Sebolt, of the Farm Bureau, said fruit growers have good incentive to spray responsibly, so as not to hurt honeybees or other pollinators. Growers who rent honeybee hives “try as best they can, and they do a pretty good job of not spraying when the honeybees are out,” she said.
Kevin Robson, executive director at the Michigan Blueberry Commission, has been involved in efforts to protect pollinators in the state. He defends the use of neonicotinoids, citing the Environmental Protection Agency’s continued approval of most neonics as evidence of their safety and said they’re an important part of integrated pest management, which requires a range of strategies.
In Europe, some growers have argued that banning neonics could make farmers resort to even more dangerous chemicals. And, as Robson noted, neonics are “normally cheaper,” for blueberry growers, who are also dealing with labor shortages and a competitive global market for their crop.
“If they’re not able to sell their blueberries for a profit, they’re not going to be in business, anyway,” Robson said.
European bans on neonicotinoids (and glyphosate in Germany and Austria) may help Michigan farmers get a better view of what might happen if these chemicals “are removed from the landscape,” Haddad said.
A way forward
Studies in Germany and the Netherlands also show how citizen scientists can play a crucial role in monitoring insect populations. The data at the core of the New York Times story was collected by a network of volunteer entomologists in the German city of Krefeld, whose entomological society keeps records dating from the 1860s.
Technology can help as well. Isaacs, of MSU, recommends a smartphone app calledBumble Bee Watch, which allows anyone to gather photos or data and submit them to taxonomic experts for a database that tracks bumblebee numbers across the country.
The Michigan Butterfly Network organizes volunteers to conduct field counts of butterflies, similar to the Audubon Society’s “Christmas Bird Count,” one of the oldest and most successful examples of volunteer-led research.
“The best data coming out about why monarchs are declining come from these citizen science efforts,” Haddad said. It’s also a productive way for people who might be concerned about climate change to manage anxiety.
Land conservation programs might be an easier sell in farm country.
In Michigan, the Department of Natural Resources’ Large Grasslands project was created to preserve and restore prairie ecosystems. The project mostly focuses on creating habitat for birds like the Henslow’s sparrow and ring-necked pheasant.
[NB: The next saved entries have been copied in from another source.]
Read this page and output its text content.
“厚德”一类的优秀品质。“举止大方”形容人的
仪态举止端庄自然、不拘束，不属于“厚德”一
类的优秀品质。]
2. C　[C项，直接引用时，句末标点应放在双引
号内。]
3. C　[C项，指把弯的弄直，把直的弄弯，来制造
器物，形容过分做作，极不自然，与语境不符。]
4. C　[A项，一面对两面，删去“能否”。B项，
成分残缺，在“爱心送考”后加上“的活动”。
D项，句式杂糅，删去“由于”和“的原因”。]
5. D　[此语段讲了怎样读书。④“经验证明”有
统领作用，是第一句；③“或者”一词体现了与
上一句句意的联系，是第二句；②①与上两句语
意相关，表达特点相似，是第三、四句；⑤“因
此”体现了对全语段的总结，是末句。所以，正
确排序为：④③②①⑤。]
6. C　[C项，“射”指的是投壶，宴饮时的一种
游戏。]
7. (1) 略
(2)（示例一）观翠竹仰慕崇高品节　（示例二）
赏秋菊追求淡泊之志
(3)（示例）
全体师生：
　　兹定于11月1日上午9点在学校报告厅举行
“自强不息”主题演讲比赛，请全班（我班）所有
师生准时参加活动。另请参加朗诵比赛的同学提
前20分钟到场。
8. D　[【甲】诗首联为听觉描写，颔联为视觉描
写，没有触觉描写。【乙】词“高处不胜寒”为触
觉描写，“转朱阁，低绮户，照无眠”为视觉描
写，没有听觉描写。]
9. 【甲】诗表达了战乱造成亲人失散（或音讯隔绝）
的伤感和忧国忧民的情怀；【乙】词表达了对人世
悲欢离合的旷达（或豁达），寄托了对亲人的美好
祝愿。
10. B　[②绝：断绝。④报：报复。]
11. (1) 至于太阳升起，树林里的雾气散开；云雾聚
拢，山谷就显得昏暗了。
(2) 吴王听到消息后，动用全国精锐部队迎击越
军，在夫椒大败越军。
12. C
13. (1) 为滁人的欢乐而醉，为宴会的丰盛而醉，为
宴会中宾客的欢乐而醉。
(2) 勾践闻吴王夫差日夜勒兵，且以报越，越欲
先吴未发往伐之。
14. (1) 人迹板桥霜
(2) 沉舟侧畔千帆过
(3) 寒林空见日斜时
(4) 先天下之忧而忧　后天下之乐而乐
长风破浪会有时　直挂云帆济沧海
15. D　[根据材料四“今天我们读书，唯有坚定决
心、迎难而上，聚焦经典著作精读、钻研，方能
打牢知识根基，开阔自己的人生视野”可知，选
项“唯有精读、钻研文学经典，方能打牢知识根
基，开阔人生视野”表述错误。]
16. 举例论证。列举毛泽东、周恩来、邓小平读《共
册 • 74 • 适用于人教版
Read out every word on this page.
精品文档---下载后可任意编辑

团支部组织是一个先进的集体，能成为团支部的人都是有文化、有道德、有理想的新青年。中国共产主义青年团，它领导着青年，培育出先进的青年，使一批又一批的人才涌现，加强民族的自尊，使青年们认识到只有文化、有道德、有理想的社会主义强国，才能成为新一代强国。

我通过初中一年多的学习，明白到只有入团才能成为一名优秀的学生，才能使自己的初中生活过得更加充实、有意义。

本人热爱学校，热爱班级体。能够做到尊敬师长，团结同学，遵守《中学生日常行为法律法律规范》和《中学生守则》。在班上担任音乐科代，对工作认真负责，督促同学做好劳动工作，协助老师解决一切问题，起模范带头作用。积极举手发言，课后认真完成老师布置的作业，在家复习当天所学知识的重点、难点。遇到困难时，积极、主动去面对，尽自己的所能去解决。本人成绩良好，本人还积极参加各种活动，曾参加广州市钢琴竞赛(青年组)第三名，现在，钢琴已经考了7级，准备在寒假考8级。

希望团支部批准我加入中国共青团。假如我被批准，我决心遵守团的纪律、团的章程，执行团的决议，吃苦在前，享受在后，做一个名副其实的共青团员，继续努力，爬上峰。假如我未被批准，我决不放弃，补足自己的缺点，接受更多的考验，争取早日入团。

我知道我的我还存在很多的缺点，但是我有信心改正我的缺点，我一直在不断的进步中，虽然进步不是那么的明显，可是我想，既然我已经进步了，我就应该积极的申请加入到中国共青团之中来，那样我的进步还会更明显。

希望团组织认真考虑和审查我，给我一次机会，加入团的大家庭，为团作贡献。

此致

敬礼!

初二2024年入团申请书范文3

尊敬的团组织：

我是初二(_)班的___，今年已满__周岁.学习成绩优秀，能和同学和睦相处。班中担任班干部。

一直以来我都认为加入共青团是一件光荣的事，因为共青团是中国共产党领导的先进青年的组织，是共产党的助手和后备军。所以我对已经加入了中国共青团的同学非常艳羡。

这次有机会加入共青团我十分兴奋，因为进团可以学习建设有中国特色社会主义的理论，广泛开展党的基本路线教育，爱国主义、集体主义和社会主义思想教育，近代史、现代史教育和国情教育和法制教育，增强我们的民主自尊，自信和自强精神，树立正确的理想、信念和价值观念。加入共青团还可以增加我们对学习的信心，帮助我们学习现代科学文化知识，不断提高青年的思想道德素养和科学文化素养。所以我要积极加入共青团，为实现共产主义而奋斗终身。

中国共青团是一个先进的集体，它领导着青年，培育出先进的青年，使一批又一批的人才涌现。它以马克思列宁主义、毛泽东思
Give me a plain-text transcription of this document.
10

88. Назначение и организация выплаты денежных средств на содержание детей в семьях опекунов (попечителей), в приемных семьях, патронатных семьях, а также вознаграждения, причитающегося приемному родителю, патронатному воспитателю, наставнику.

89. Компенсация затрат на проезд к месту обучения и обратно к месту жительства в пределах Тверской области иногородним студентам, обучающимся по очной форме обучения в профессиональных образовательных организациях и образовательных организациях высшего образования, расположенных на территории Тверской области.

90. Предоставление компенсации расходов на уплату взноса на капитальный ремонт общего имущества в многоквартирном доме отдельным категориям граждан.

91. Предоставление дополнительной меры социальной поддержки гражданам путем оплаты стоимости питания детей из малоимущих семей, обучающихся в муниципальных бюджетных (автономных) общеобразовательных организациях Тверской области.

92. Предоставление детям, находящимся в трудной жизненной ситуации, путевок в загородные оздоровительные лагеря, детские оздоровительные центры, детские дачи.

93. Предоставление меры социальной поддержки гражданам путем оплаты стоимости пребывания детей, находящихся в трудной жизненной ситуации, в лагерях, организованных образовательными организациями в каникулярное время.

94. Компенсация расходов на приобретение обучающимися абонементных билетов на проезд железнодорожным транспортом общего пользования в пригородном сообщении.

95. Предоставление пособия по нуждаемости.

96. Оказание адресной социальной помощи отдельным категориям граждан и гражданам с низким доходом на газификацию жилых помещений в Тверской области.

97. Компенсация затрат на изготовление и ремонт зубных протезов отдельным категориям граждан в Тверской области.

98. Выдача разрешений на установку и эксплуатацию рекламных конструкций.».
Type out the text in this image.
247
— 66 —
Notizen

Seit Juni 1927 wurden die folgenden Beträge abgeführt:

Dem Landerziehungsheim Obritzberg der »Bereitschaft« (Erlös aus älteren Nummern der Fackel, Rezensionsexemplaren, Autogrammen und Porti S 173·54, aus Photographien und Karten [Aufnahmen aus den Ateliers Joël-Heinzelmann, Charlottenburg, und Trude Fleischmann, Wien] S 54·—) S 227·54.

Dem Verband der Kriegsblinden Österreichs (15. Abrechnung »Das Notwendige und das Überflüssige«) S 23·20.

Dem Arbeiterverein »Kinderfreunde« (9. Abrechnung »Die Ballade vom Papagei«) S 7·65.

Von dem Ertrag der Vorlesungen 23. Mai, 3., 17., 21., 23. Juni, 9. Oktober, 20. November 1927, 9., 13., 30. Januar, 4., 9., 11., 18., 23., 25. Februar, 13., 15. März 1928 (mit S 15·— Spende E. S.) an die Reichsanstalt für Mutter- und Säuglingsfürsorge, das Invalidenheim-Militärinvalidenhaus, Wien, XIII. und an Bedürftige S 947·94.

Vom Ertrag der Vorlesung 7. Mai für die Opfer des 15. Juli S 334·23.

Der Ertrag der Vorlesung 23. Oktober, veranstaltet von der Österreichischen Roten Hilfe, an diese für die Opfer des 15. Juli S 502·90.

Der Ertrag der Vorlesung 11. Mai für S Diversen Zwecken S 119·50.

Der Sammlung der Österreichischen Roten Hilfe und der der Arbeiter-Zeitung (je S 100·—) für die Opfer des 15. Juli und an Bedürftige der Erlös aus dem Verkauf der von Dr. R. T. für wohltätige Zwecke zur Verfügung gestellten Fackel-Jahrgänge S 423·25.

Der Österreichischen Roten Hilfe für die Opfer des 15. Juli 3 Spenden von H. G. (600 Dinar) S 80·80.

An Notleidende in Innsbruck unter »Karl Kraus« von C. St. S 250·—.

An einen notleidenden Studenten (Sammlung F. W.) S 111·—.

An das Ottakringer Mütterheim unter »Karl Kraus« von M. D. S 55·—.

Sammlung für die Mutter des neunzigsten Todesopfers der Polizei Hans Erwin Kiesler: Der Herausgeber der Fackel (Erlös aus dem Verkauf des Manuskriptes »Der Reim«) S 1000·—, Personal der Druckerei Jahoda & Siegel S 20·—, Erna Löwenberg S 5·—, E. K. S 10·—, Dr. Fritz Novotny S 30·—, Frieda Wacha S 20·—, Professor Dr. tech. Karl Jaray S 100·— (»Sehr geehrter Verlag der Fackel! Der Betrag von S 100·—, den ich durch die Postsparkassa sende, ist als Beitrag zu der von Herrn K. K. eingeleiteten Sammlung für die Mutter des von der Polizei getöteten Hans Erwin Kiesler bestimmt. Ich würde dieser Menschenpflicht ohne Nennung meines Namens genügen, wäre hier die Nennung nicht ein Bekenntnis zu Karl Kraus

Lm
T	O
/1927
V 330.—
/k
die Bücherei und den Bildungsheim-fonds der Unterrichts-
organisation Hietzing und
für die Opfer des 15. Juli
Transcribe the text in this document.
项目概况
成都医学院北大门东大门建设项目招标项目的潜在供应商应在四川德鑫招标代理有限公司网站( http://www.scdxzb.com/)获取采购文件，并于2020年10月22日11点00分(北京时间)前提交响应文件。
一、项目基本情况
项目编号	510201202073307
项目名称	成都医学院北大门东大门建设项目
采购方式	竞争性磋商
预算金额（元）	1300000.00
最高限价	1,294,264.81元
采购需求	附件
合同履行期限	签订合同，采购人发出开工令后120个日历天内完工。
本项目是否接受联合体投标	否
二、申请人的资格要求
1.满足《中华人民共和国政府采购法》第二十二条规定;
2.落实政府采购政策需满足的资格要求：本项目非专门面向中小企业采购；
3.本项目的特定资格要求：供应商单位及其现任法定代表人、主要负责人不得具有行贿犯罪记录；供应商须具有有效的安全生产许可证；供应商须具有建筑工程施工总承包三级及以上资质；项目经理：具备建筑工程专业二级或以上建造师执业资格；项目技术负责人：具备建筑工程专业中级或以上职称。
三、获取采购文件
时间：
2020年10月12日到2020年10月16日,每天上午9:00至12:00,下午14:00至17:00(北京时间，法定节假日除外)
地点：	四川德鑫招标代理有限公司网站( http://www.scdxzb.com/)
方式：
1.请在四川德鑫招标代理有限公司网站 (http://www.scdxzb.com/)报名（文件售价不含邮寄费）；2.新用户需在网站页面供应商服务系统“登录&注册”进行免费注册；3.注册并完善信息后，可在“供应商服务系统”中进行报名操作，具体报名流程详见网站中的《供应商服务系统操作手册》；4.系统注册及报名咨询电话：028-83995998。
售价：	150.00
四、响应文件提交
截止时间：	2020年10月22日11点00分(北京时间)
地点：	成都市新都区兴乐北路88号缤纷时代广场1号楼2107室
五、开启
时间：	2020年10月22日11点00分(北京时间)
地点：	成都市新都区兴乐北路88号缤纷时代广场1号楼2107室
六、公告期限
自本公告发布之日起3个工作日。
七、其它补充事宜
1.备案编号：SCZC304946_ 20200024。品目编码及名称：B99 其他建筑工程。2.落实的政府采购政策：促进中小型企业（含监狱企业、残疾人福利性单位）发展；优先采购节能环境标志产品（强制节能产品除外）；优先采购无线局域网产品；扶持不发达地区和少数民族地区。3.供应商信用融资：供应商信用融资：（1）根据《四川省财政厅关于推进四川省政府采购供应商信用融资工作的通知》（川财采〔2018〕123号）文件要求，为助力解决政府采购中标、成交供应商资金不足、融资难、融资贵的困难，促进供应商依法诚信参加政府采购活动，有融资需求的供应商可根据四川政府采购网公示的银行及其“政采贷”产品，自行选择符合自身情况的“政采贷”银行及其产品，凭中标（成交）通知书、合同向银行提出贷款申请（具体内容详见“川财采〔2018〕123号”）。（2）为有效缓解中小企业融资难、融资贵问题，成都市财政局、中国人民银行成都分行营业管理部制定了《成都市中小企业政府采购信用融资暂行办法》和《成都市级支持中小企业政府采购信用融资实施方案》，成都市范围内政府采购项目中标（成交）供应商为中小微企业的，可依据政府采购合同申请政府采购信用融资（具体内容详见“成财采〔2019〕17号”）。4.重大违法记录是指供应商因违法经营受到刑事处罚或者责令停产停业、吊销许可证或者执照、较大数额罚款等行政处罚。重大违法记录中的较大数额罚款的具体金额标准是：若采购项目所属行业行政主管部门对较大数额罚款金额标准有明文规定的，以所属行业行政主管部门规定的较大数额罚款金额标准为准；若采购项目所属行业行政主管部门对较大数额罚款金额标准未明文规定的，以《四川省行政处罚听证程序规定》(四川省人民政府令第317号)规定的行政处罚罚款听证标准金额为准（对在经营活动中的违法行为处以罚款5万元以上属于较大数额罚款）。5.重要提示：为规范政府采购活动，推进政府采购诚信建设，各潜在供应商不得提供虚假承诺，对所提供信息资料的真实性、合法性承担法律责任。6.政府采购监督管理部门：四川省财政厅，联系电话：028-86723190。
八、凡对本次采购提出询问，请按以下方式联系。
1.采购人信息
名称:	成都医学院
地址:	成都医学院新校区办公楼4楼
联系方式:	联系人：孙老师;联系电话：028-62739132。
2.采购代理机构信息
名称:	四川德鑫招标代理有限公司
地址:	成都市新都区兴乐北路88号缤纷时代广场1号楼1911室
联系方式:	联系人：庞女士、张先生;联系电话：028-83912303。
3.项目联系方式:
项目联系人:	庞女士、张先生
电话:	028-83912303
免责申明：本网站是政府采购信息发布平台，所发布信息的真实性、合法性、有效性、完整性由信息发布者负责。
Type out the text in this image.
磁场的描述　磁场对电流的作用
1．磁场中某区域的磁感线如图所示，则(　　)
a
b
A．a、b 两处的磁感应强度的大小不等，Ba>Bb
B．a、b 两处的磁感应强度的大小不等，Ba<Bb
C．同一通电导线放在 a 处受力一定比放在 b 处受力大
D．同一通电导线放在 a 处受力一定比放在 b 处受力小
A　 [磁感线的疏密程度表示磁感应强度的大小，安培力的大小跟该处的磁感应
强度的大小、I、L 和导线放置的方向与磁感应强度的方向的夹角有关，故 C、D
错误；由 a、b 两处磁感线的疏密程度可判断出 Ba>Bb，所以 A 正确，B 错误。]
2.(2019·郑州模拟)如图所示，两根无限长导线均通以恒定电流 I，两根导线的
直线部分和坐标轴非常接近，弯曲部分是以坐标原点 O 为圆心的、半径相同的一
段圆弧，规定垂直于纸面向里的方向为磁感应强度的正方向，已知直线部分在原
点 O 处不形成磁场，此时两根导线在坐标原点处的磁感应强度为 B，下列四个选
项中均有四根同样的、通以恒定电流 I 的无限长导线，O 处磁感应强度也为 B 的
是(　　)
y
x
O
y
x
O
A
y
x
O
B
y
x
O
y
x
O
But Isaacs said such efforts are also likely to benefit insect species.
Nationally, the USDA’s Conservation Reserve Program is set to see modest increasesin funding that would pay farmers to set aside environmentally sensitive land for wildlife and create corridors for the migration and dispersal of species, while helping farmers with pollination and erosion control.
This aligns with another Haddad project: creating wildlife corridors, which can be connected parkland or land along waterways to help preserve insect habitats and increase breeding populations threatened by urbanization or large farms.
Westrate, meanwhile, said he’s on board with efforts to find more folks like him — amateur entomologists happy to gather data to study insect declines, losses he still can’t seem to wrap his mind around.
He said he recalls back in the 1980s when he first noticed five-lined skinks (slinky lizards) and leopard frogs disappearing from his farm, another dramatic change that’s never been fully explained.
“But who could have imagined the insects?” Westrate said. “Who could have imagined that?”